Closed yulqen closed 3 years ago
Millions of emty rows causing the problem.
I think a good solution would be to use the datamap.cv to calculate how many rows the user expects to hold data on each tab. So if said tab's highest reference is 65E, then Datamaps only collects data up to row 65. Just an idea.
I've been thinking about whether we should use the datamap for this, and this is definitely a plausible way of doing it. There would be a minimal amount of computation upfront doing this and it definitely makes the process more resilient. I like it.
I was also considering adding a datamaps check template
command, or something similar. Essentially a separate command that targets a template file and checks for this problem (and other problems, perhaps). There is already a datamaps check
command - it could be added to that:
datamaps check --help
Usage: datamaps check [OPTIONS]
Checks for a correctly-named blank template in the input directory and a
datamap file in the input directory.
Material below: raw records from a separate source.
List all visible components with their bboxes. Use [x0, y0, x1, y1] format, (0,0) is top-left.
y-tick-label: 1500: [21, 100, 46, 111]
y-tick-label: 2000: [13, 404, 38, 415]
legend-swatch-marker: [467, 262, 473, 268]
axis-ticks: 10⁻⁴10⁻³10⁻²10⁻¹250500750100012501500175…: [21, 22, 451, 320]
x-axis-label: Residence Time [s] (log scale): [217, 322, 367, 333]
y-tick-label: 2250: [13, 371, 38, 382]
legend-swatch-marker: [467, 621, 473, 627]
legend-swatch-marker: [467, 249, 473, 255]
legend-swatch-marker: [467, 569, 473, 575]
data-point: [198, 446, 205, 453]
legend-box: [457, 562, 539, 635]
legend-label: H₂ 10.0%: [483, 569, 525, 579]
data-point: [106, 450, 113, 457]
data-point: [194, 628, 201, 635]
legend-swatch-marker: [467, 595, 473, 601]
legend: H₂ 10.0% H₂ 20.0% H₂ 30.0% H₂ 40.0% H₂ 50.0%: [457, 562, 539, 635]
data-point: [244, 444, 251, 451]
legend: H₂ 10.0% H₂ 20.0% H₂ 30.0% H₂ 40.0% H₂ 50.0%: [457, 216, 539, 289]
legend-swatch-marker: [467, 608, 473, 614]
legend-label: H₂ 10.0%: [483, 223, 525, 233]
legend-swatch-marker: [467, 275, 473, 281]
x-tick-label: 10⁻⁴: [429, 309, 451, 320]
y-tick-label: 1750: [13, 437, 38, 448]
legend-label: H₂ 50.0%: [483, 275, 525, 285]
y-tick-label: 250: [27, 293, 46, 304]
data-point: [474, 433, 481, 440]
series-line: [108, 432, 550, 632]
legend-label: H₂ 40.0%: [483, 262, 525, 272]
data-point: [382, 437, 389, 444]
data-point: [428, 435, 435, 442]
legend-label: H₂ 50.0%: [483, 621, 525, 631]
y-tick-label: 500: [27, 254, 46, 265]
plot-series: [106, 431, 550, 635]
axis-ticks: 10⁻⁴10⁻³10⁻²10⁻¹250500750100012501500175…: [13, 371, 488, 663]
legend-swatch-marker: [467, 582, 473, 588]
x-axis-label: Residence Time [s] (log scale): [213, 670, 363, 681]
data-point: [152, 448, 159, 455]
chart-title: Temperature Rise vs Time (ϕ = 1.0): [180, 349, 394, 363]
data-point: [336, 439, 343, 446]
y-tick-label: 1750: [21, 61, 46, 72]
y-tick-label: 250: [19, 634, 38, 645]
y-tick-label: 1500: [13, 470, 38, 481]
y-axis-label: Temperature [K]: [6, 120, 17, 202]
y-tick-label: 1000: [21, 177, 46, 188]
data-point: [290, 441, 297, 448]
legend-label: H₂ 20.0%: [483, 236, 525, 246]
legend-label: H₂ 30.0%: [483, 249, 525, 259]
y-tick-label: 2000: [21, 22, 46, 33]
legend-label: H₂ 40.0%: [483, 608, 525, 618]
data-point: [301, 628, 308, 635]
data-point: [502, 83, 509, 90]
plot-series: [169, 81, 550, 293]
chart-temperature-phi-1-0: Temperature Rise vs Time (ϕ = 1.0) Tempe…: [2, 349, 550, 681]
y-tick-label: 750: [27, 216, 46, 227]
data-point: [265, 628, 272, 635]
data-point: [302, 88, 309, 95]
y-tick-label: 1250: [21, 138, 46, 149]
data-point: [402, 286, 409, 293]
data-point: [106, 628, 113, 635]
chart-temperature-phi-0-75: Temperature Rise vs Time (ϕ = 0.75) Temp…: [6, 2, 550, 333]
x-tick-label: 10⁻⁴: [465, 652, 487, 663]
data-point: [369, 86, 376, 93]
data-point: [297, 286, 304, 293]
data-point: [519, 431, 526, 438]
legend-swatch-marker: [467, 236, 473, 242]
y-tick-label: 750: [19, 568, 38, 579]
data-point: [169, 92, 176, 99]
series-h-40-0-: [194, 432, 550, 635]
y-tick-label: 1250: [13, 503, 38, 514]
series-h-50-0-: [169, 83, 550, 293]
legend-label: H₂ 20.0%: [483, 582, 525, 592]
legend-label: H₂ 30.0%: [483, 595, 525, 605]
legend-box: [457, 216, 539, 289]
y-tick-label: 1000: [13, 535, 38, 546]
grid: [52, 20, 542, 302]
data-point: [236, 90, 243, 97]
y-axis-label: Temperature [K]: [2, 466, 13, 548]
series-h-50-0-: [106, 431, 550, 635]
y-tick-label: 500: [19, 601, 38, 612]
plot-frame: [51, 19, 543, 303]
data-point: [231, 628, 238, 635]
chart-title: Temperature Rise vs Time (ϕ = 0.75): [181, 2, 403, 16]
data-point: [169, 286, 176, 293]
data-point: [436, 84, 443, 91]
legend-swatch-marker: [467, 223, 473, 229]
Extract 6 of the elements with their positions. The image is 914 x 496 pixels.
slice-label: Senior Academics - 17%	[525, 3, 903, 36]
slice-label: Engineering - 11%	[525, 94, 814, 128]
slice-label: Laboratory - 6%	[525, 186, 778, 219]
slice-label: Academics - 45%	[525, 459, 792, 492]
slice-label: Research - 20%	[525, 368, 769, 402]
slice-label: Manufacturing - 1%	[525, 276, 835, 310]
Checks for correct headers in
datamap.
Options:
--help Show this message and exit.
The user would just get a readout and warnings if it looked like there were excessive rows in a sheet. We could then add a flag such as --template-check
into the datamaps import templates
command that runs the check before the import, or do the opposite and check by default and have a --no-template-check
if you want to avoid it. Checking the template does have some overhead because it would need to open the file and currently openpyxl
can take several seconds to open these files. I don't think I'd want it to run by default.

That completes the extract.